It's finally getting warm here the North Star State...and, yet, here we are, selling everything we own and moving south. Go figure.
It all started a few months back...an unassuming sight-seeing tour through the Florida Keys. Turquoise waters spreading out on both sides of the narrow bridge pulling us south toward Key West. The islands had that disconnected feel which only islands do, but less so, as we knew Miami was only an hour away.
The sign said "Key Largo," and we pulled out our smartphone and found the song online.
"Here's looking at you, kid..looking at all the things we did...we can find them once again, I know, just like they did in Key Largo."
A month later, a lot had changed. My husband lost his job, and we knew we needed to move out of our apartment. We put our notice in with no idea where we were going. We talked and wrestled and thought and prayed. Eventually we said: why not?
The past two months have been filled with Craigslist-ing for vintage campers, as well as shedding most of our worldly possessions. We now find our lives running contrary to the Western consumerism which surrounds us.
How to get rid of things? I find it hard to let things go. I bought them for a reason, and many of them hold memories. Will I retain my memories without these physical reminders? Will my points in time fade if I don't keep souvenirs of them?

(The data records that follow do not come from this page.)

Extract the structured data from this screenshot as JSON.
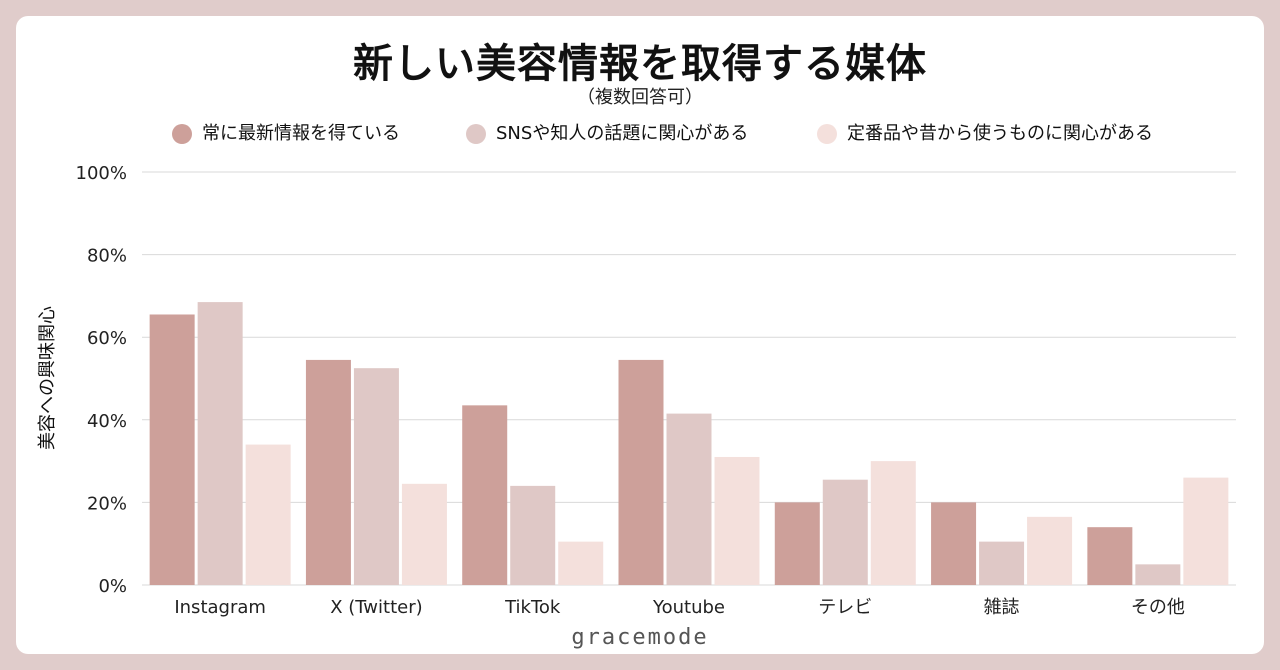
{
  "chart_data": {
    "type": "bar",
    "title": "新しい美容情報を取得する媒体",
    "subtitle": "（複数回答可）",
    "ylabel": "美容への興味関心",
    "xlabel": "",
    "ylim": [
      0,
      100
    ],
    "y_ticks": [
      "0%",
      "20%",
      "40%",
      "60%",
      "80%",
      "100%"
    ],
    "grid": true,
    "legend_position": "top",
    "categories": [
      "Instagram",
      "X (Twitter)",
      "TikTok",
      "Youtube",
      "テレビ",
      "雑誌",
      "その他"
    ],
    "series": [
      {
        "name": "常に最新情報を得ている",
        "color": "#cda09a",
        "values": [
          65.5,
          54.5,
          43.5,
          54.5,
          20.0,
          20.0,
          14.0
        ]
      },
      {
        "name": "SNSや知人の話題に関心がある",
        "color": "#dfc8c6",
        "values": [
          68.5,
          52.5,
          24.0,
          41.5,
          25.5,
          10.5,
          5.0
        ]
      },
      {
        "name": "定番品や昔から使うものに関心がある",
        "color": "#f4e0dc",
        "values": [
          34.0,
          24.5,
          10.5,
          31.0,
          30.0,
          16.5,
          26.0
        ]
      }
    ]
  },
  "branding": {
    "footer_text": "gracemode"
  },
  "colors": {
    "page_background": "#e0cccb",
    "card_background": "#ffffff",
    "grid": "#d9d9d9"
  }
}
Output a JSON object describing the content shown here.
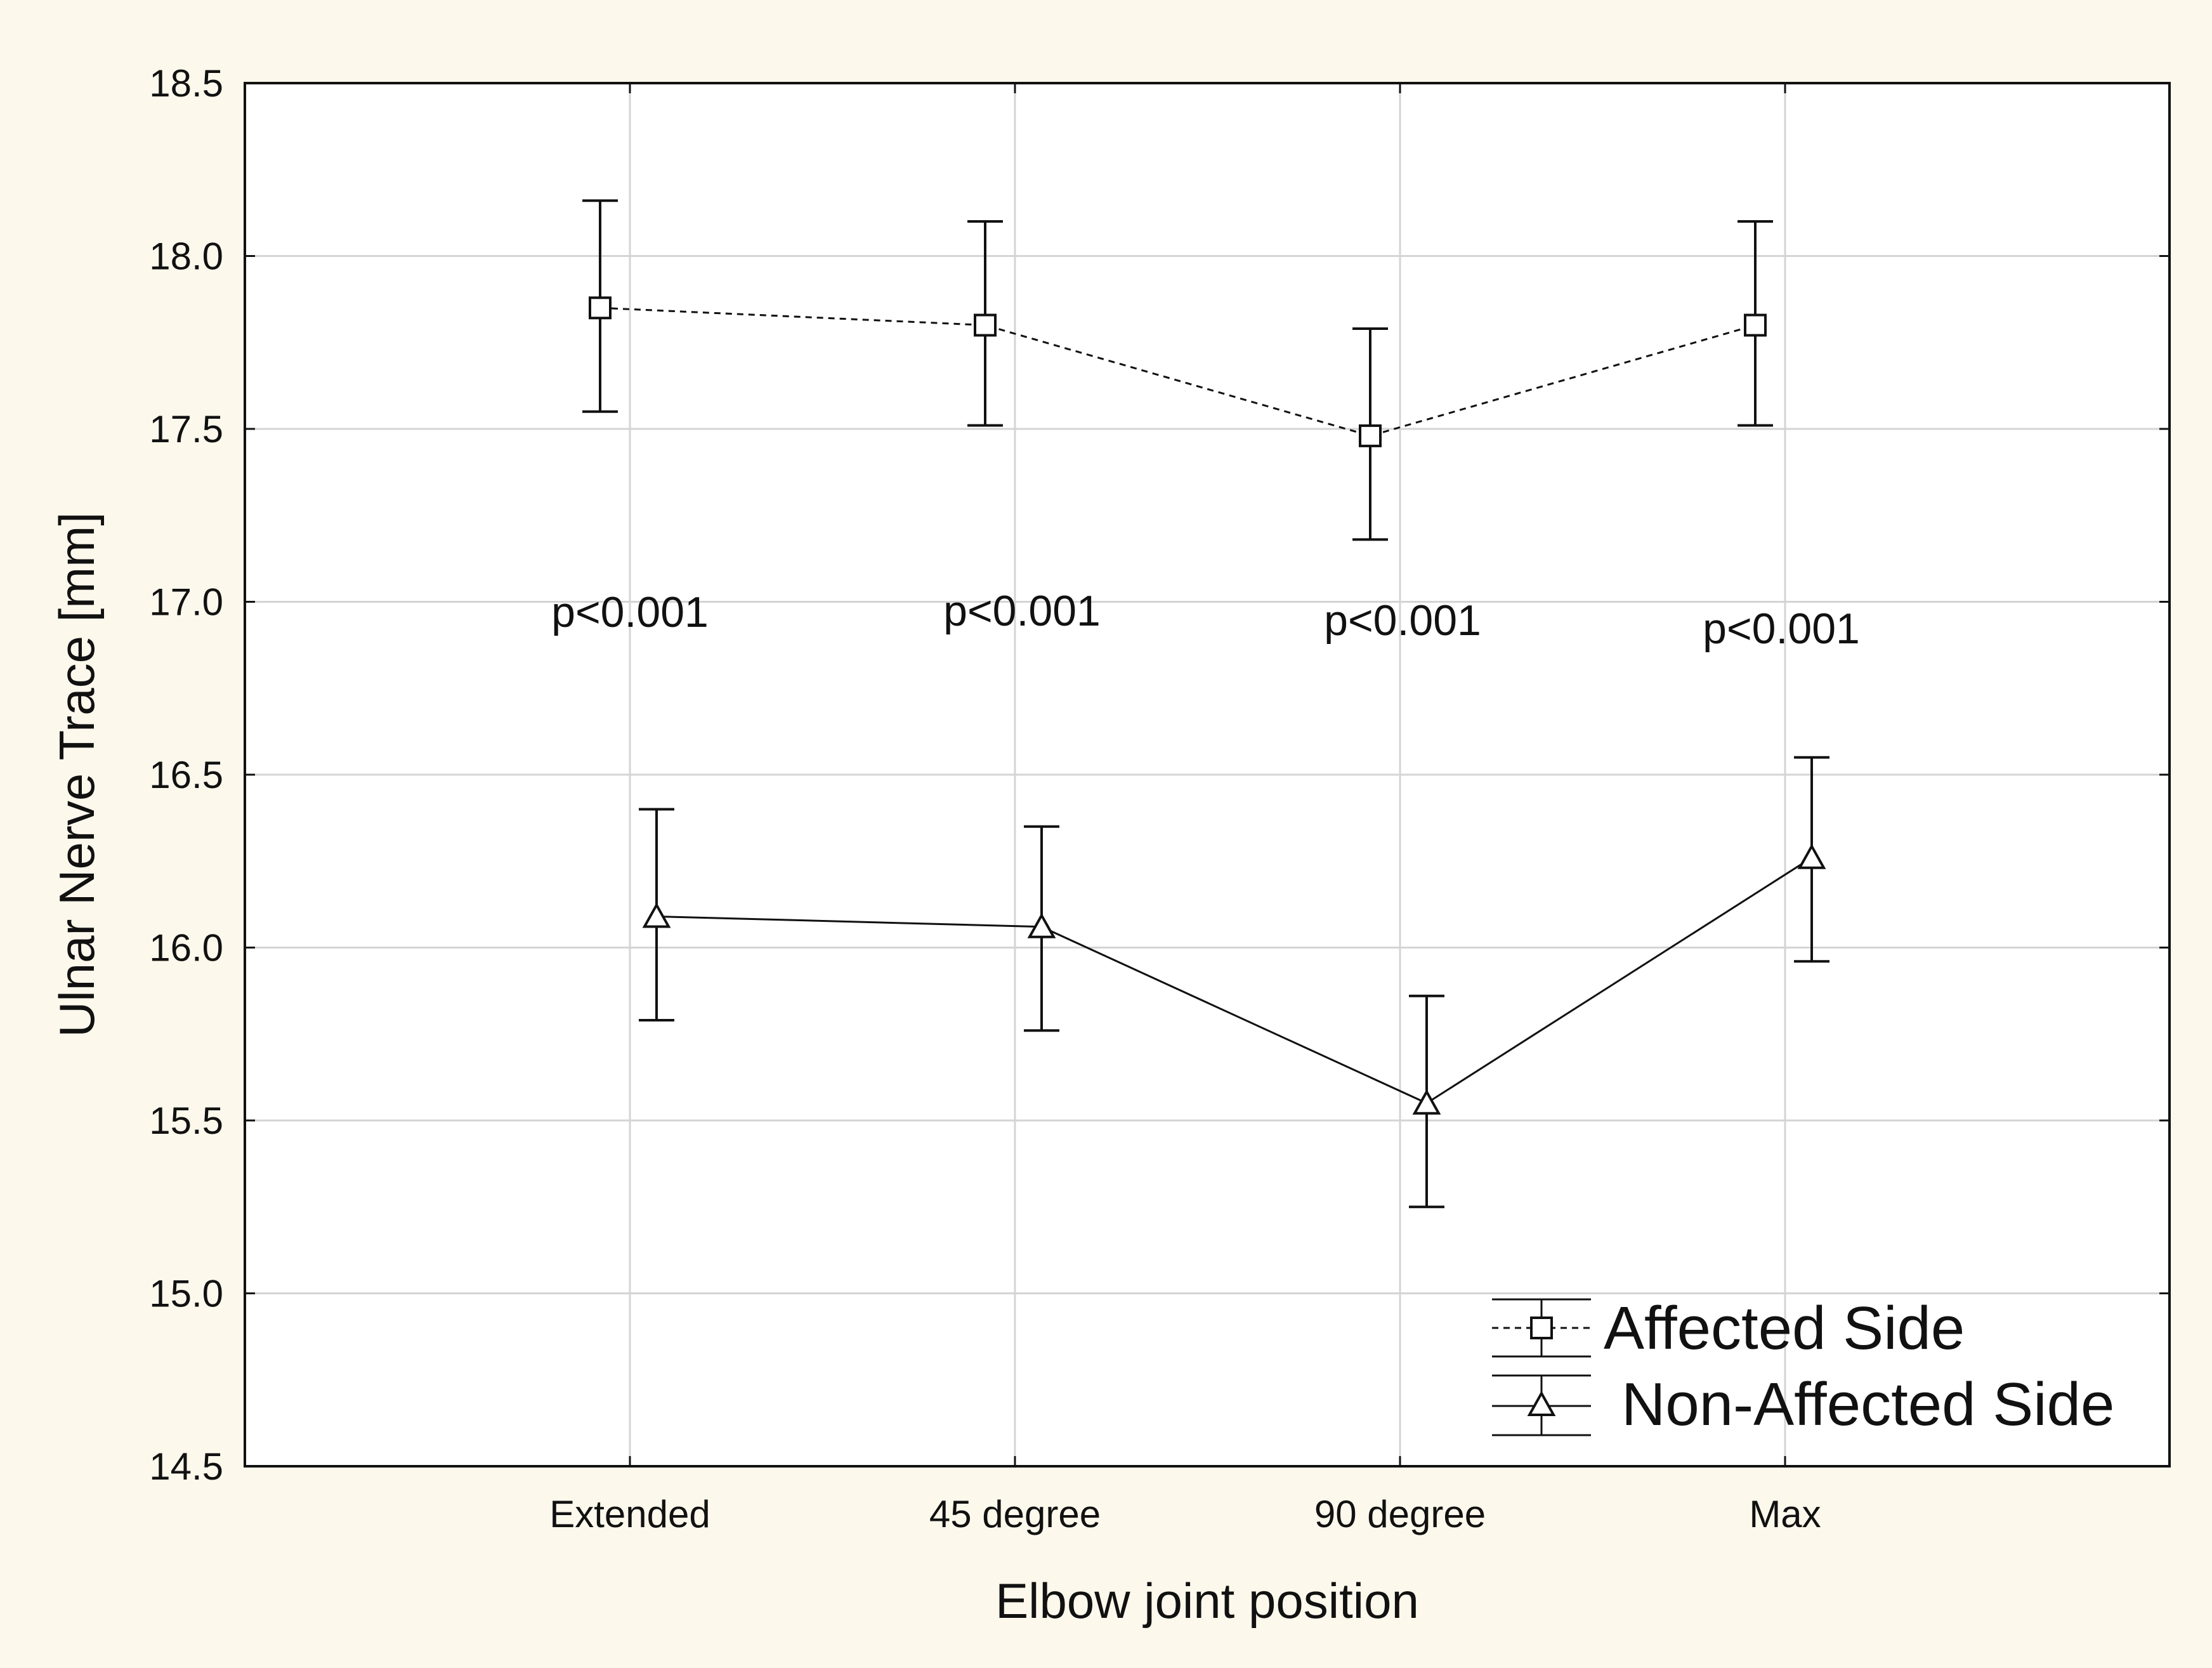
{
  "chart_data": {
    "type": "line",
    "title": "",
    "xlabel": "Elbow joint position",
    "ylabel": "Ulnar Nerve Trace [mm]",
    "categories": [
      "Extended",
      "45 degree",
      "90 degree",
      "Max"
    ],
    "ylim": [
      14.5,
      18.5
    ],
    "yticks": [
      "18.5",
      "18.0",
      "17.5",
      "17.0",
      "16.5",
      "16.0",
      "15.5",
      "15.0",
      "14.5"
    ],
    "ytick_values": [
      18.5,
      18.0,
      17.5,
      17.0,
      16.5,
      16.0,
      15.5,
      15.0,
      14.5
    ],
    "grid": true,
    "legend_position": "bottom-right",
    "series": [
      {
        "name": "Affected Side",
        "marker": "square",
        "line_style": "dashed",
        "color": "#111111",
        "values": [
          17.85,
          17.8,
          17.48,
          17.8
        ],
        "err_low": [
          17.55,
          17.51,
          17.18,
          17.51
        ],
        "err_high": [
          18.16,
          18.1,
          17.79,
          18.1
        ]
      },
      {
        "name": "Non-Affected Side",
        "marker": "triangle",
        "line_style": "solid",
        "color": "#111111",
        "values": [
          16.09,
          16.06,
          15.55,
          16.26
        ],
        "err_low": [
          15.79,
          15.76,
          15.25,
          15.96
        ],
        "err_high": [
          16.4,
          16.35,
          15.86,
          16.55
        ]
      }
    ],
    "annotations": [
      "p<0.001",
      "p<0.001",
      "p<0.001",
      "p<0.001"
    ]
  },
  "colors": {
    "page_background": "#fcf8ec",
    "plot_background": "#ffffff",
    "gridline": "#d4d4d4",
    "ink": "#111111"
  }
}
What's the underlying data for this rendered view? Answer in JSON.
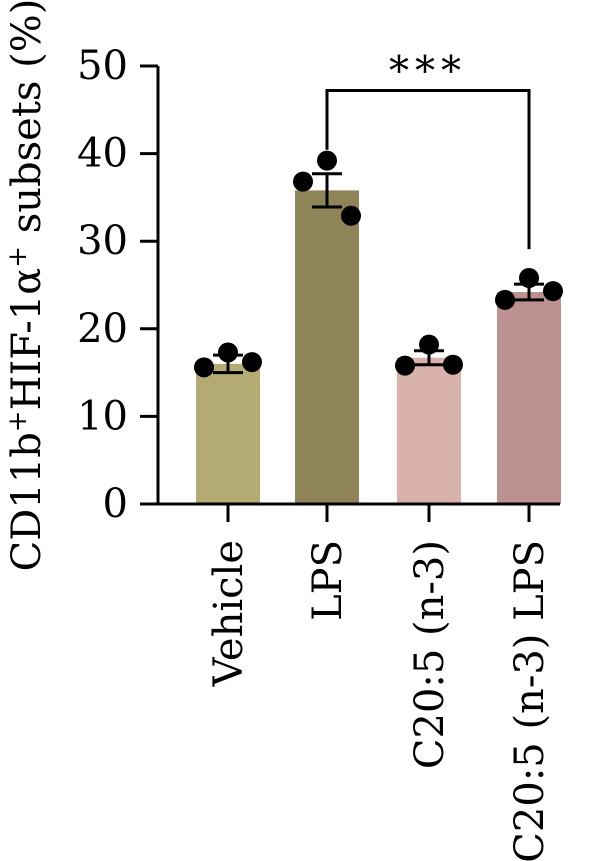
{
  "chart_data": {
    "type": "bar",
    "ylabel_parts": {
      "a": "CD11b",
      "a_sup": "+",
      "b": "HIF-1α",
      "b_sup": "+",
      "c": " subsets (%)"
    },
    "ylim": [
      0,
      50
    ],
    "yticks": [
      0,
      10,
      20,
      30,
      40,
      50
    ],
    "ytick_labels": [
      "0",
      "10",
      "20",
      "30",
      "40",
      "50"
    ],
    "categories": [
      "Vehicle",
      "LPS",
      "C20:5 (n-3)",
      "C20:5 (n-3) LPS"
    ],
    "values": [
      16.0,
      35.8,
      16.7,
      24.2
    ],
    "sem": [
      1.0,
      1.9,
      0.8,
      0.9
    ],
    "points": [
      [
        17.3,
        15.6,
        16.2
      ],
      [
        39.2,
        36.8,
        32.9
      ],
      [
        18.2,
        15.8,
        15.9
      ],
      [
        25.8,
        23.3,
        24.3
      ]
    ],
    "bar_colors": [
      "#b4ab73",
      "#8e8457",
      "#d9b2ac",
      "#bb9192"
    ],
    "annotation": {
      "text": "***",
      "from_category": 1,
      "to_category": 3,
      "y": 47.2
    },
    "grid": false,
    "legend": "none"
  }
}
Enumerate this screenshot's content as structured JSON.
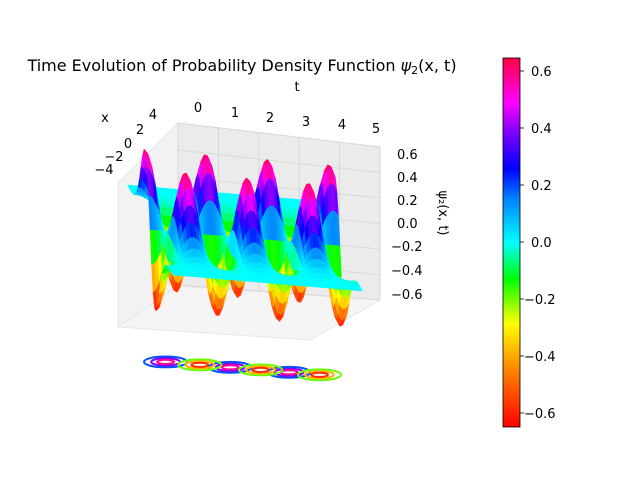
{
  "chart_data": {
    "type": "surface",
    "title_prefix": "Time Evolution of Probability Density Function ",
    "title_symbol": "ψ",
    "title_subscript": "2",
    "title_suffix": "(x, t)",
    "xlabel": "t",
    "ylabel": "x",
    "zlabel": "ψ₂(x, t)",
    "t_ticks": [
      "0",
      "1",
      "2",
      "3",
      "4",
      "5"
    ],
    "x_ticks": [
      "4",
      "2",
      "0",
      "−2",
      "−4"
    ],
    "z_ticks": [
      "0.6",
      "0.4",
      "0.2",
      "0.0",
      "−0.2",
      "−0.4",
      "−0.6"
    ],
    "xlim": [
      0,
      5
    ],
    "ylim": [
      -5,
      5
    ],
    "zlim": [
      -0.64,
      0.64
    ],
    "colormap": "gist_rainbow",
    "colorbar": {
      "ticks": [
        "0.6",
        "0.4",
        "0.2",
        "0.0",
        "−0.2",
        "−0.4",
        "−0.6"
      ],
      "range": [
        -0.64,
        0.64
      ]
    },
    "surface": {
      "amplitude": 0.64,
      "t_peaks": [
        0.05,
        1.75,
        3.3
      ],
      "t_troughs": [
        0.95,
        2.55,
        4.1
      ],
      "description_function": "psi2(x,t) = A * x * exp(-x^2/2) * cos(omega t)"
    },
    "contour_projection": "z = -0.64"
  }
}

I spent the day sorting through a huge box of photos, which I've moved from apartment to apartment over the past 10 years, cross-country and back. I finally admitted to myself, today, that I've actually moved these photos more than I've looked at them in that amount of time. So, I went through them. I pulled out the ones I didn't want to let go, the ones that struck me, whether it was the emotion of the memories or the art of the photograph itself. I ended up with a comparatively small pile of photos, and a huge stack of dog-eared albums on the floor...waiting to be discarded.
It's not easy...this process of releasing things I've worked so hard and so long to hang onto. But, with each item that passes on, I feel a little more liberated, a little lighter. The older I get, the more memories I have...and that means that I can't save as much as I used to. So, in between the picking and choosing, I am learning to place more value on each piece, and to let the rest of it go.